Installed Building Products, Inc. (NYSE:IBP) just posted its first slightly negative revenue quarter in years, down 0.4% year-over-year. Housing starts are the whole game for this company and right now they're soft. What IBP's team under Jeff Edwards has done is keep operating margins at 13.0% against a five-year average of 12.3%, a genuine improvement in business quality, not just volume riding a hot housing market. The problem is the 25x forward P/E and a PEG of 3.79 are pricing in a housing recovery that hasn't arrived yet. If starts move, IBP's cost structure means earnings leverage will be dramatic. If they don't, this valuation needs a rethink.
Overlooked Stock
SKYT

SkyWater Technology, Inc.

SkyWater Technology (NASDAQ:SKYT) is something you almost never see: a pure-play semiconductor foundry based entirely in the United States, operating out of Bloomington, Minnesota. Most of the world's chip manufacturing runs through Taiwan and South Korea. SkyWater's entire pitch is that it doesn't. It makes analog, mixed-signal, and rad-hardened chips for aerospace, defense, biohealth, and advanced computing customers, sectors where supply chain geography actually matters to the buyer.
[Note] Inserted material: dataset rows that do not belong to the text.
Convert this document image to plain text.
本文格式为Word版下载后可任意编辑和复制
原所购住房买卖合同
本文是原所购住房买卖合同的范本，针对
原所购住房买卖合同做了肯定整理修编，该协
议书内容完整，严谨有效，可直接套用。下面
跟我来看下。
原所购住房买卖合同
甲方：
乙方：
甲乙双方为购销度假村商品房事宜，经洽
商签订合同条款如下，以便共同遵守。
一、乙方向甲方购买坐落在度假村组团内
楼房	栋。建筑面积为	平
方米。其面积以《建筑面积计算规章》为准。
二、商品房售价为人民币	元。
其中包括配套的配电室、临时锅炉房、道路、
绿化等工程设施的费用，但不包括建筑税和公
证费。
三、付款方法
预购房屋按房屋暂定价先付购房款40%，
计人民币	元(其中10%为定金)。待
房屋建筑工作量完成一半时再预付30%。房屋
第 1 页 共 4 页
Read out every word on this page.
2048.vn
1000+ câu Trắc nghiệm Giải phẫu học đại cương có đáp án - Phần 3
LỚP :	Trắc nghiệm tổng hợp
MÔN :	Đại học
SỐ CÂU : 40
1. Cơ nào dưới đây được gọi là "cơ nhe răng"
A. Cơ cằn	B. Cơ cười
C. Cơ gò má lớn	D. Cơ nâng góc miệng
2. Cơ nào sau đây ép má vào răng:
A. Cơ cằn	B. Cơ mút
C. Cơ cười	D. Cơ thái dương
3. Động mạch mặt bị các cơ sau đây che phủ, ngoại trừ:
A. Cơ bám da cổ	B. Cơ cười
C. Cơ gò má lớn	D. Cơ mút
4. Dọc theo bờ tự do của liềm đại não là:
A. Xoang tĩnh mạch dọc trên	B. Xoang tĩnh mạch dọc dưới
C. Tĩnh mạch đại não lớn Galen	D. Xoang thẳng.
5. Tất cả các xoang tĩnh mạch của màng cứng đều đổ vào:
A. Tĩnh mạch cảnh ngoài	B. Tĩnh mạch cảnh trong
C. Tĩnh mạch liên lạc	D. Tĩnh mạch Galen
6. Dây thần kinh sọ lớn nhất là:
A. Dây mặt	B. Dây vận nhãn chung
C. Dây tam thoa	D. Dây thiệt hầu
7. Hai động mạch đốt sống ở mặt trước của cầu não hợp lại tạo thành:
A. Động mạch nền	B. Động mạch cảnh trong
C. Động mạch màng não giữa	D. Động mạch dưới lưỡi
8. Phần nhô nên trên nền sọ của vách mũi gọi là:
The U.S. CHIPS Act directed real money toward exactly this kind of domestic foundry capability, and SkyWater has been inside that conversation from the start. It's not trying to compete with TSMC (NYSE:TSM) on cutting-edge logic. It's building the only viable onshore option for customers who cannot, for security or regulatory reasons, send their designs offshore. For a contrarian looking at the reshoring trend from a specific, defensible angle rather than a broad macro bet, SkyWater is worth an afternoon of serious reading.
The Contrarian Take

The SpaceX IPO Won't Be the Rising Tide Everyone Expects

The conventional view is that a SpaceX IPO at $1.75 trillion lifts every space-adjacent stock: Rocket Lab (NASDAQ:RKLB), AST SpaceMobile (NASDAQ:ASTS), Intuitive Machines (NASDAQ:LUNR), all of them. The theory is that institutional money floods into the sector and reprices every public proxy higher. Here's what that view gets wrong. A SpaceX IPO at $1.75 trillion is so large that it will pull capital out of smaller space stocks, not push capital into them. Fund managers who want space exposure will buy SpaceX directly and trim their speculative positions in smaller names to fund it. RKLB at roughly 20x revenue and ASTS with no meaningful revenue yet are priced for a world where they're the only ways to access the theme. The day SpaceX trades publicly, that premium disappears. The smarter play before a SpaceX IPO may be to trim the proxies, not chase them.